Pemerintah Prediksi 143,9 Juta Perjalanan Mudik Lebaran 2026 dengan Dua Gelombang Puncak

Pemerintah melalui Menteri Koordinator Bidang Infrastruktur dan Pembangunan Kewilayahan, Agus Harimurti Yudhoyono (AHY), mengungkapkan prediksi besar-besaran perjalanan mudik Lebaran tahun 2026. Berdasarkan survei Kementerian Perhubungan, diperkirakan ada 143,9 juta perjalanan atau masyarakat yang akan melakukan mudik, dengan fokus utama pada wilayah Jawa Tengah, Jawa Timur, dan Jawa Barat.

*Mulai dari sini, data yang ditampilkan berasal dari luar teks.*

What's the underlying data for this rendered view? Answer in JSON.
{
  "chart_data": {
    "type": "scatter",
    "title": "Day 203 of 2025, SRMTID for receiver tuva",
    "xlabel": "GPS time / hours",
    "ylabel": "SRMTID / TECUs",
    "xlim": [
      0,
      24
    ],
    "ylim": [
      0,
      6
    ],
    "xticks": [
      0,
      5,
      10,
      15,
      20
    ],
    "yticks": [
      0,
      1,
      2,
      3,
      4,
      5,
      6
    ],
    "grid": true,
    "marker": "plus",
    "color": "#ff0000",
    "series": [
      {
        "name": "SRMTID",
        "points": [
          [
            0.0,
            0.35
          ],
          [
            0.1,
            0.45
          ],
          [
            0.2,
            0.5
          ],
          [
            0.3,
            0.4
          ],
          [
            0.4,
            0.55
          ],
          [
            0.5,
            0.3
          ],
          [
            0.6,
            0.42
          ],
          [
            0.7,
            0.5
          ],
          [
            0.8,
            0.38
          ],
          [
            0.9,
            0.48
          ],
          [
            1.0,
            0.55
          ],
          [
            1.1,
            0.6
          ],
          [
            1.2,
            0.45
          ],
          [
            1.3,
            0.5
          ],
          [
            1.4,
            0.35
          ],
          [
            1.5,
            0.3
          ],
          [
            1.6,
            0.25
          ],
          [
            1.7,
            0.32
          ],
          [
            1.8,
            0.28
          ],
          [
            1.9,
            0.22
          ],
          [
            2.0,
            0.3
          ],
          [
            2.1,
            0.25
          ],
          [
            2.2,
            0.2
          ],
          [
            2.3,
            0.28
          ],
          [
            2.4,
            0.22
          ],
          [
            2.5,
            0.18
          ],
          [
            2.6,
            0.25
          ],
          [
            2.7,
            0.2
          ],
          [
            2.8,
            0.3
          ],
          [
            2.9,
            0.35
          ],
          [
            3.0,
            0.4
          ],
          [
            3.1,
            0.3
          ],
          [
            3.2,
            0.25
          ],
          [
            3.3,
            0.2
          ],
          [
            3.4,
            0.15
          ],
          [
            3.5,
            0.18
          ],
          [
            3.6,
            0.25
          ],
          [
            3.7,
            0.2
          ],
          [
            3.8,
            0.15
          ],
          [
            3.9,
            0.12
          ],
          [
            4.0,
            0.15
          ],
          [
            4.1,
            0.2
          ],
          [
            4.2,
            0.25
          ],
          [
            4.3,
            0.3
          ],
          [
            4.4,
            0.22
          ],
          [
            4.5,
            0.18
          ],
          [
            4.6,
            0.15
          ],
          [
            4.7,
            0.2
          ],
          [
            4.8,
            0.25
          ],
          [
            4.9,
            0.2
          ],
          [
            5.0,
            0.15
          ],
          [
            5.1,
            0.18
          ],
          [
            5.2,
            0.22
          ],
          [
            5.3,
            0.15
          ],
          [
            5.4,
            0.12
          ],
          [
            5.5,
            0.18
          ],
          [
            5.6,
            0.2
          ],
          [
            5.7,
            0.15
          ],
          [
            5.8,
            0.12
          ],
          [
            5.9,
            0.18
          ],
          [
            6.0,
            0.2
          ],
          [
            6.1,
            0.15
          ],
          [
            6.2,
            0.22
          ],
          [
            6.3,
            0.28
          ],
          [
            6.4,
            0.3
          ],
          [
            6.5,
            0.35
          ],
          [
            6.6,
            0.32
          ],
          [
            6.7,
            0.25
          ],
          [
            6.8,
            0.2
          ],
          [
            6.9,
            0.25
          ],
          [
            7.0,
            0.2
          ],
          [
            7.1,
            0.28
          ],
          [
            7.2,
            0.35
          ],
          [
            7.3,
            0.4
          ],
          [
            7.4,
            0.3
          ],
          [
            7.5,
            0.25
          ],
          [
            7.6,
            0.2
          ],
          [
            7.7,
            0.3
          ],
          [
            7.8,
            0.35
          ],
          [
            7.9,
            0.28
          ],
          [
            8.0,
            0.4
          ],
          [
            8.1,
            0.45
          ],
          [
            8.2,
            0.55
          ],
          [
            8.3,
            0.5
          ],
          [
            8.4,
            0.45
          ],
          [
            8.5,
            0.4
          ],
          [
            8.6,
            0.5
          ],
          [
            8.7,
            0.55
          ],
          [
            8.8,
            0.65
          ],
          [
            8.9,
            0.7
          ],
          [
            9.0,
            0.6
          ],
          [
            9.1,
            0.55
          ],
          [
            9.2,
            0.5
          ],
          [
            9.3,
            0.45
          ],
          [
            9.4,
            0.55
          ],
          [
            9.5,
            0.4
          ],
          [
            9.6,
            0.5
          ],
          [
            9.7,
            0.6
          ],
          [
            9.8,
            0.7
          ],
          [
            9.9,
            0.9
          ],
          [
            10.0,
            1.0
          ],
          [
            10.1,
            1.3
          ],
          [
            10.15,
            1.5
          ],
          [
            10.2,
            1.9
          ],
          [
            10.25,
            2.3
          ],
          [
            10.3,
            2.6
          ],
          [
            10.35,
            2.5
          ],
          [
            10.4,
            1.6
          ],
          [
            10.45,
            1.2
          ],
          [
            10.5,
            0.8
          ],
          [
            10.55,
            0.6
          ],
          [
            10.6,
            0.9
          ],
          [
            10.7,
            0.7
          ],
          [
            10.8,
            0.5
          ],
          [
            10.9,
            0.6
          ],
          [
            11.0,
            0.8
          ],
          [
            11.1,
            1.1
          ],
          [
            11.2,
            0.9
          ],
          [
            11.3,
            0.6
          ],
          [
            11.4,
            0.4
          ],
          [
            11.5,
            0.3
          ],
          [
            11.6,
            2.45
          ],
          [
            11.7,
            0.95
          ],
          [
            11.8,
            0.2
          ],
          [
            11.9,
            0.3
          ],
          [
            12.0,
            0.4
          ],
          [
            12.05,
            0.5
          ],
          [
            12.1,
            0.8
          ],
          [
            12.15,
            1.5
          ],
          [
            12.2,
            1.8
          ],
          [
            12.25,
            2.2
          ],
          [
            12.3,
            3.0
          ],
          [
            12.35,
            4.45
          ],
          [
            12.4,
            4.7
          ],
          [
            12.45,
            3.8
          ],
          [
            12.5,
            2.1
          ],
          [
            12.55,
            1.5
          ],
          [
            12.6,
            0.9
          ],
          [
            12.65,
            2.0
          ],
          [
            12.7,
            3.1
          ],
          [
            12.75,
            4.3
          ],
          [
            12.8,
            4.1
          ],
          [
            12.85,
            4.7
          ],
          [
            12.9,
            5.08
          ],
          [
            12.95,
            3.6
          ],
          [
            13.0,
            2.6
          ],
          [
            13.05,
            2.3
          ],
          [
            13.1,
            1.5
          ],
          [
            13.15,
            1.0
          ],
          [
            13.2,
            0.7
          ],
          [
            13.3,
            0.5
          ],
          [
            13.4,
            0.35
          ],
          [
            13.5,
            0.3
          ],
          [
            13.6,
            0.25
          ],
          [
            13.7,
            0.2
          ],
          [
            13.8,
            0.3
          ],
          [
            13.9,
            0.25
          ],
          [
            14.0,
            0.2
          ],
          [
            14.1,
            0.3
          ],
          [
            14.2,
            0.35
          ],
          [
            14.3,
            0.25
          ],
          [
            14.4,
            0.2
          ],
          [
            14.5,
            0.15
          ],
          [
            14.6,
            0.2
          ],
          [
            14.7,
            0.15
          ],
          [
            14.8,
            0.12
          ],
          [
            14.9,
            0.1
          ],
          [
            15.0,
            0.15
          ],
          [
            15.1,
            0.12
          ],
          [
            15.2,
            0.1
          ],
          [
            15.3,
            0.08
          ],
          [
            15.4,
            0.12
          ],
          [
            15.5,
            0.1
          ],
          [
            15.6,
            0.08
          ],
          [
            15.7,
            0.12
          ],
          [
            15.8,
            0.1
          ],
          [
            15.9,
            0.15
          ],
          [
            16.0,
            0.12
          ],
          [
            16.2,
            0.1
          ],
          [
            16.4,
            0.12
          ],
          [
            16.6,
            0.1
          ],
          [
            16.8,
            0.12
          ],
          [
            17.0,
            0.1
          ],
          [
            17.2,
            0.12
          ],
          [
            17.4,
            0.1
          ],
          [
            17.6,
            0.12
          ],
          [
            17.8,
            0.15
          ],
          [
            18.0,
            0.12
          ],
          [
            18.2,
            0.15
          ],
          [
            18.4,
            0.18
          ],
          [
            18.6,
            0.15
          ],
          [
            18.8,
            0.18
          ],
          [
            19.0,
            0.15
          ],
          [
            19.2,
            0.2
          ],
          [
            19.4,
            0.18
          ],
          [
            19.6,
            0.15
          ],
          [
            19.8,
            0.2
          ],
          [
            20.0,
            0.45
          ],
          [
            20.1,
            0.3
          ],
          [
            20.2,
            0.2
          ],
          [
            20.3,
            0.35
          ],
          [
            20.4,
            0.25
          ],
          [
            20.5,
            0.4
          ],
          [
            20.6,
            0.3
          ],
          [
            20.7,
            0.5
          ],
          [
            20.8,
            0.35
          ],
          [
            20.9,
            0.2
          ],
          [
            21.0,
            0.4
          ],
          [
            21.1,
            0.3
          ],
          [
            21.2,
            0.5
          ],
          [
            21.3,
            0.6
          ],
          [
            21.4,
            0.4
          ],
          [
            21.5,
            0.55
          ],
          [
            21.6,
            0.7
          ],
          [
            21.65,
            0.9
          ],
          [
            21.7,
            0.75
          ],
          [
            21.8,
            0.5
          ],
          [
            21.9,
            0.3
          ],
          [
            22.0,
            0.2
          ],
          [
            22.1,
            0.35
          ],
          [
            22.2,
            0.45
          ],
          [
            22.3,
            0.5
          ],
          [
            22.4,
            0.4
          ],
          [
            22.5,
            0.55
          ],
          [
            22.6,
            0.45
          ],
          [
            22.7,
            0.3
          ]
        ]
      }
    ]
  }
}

Gelombang Puncak Mudik dan Arus Balik

AHY menyebutkan bahwa puncak arus mudik diperkirakan terjadi dalam dua gelombang utama. Gelombang pertama akan berlangsung pada tanggal 14-15 Maret 2026, diikuti oleh gelombang kedua pada 18-19 Maret. Sementara itu, untuk arus balik, puncaknya diprediksi jatuh pada tanggal 24-25 Maret dan 28-29 Maret. Prediksi ini disampaikan dalam konferensi pers di Gedung Bina Graha, Jakarta Pusat, pada Rabu (11/3/2026).

Kebijakan untuk Mengurai Kepadatan Lalu Lintas

Untuk mengantisipasi lonjakan mobilitas yang signifikan, pemerintah menyiapkan sejumlah langkah strategis. Salah satu kebijakan yang akan diterapkan adalah work from anywhere (WFA), yang diharapkan dapat mengurangi penumpukan pergerakan masyarakat di tengah periode mudik. AHY menegaskan bahwa kebijakan ini dinilai efektif dalam mengurai kemacetan ekstrem, dengan penjelasan lebih rinci akan disampaikan oleh Menteri Koordinator Bidang Pembangunan Manusia dan Kebudayaan.

Dominasi Kendaraan Pribadi dalam Transportasi Mudik

Dari sisi moda transportasi, kendaraan pribadi masih menjadi pilihan utama masyarakat untuk pulang ke kampung halaman. Sekitar 52 persen pemudik diperkirakan akan menggunakan mobil pribadi, menunjukkan tren yang sangat dominan. Setelah mobil pribadi, moda transportasi yang paling banyak digunakan adalah sepeda motor dan bus umum.

Moda transportasi lainnya yang turut berperan meliputi kapal penyeberangan, pesawat terbang, kereta api antarkota, dan kapal laut. AHY menekankan bahwa beban utama mudik akan terpusat di jalan raya, termasuk jalan tol, jalan nasional, dan jalan arteri yang menuju ke kabupaten atau kota tujuan masyarakat.

Dengan prediksi ini, pemerintah mengimbau masyarakat untuk merencanakan perjalanan mudik dengan baik dan mematuhi aturan lalu lintas guna menciptakan mudik yang aman dan lancar. Upaya kolaboratif antara pemerintah dan masyarakat diharapkan dapat mengurangi risiko kemacetan dan kecelakaan selama periode mudik Lebaran 2026.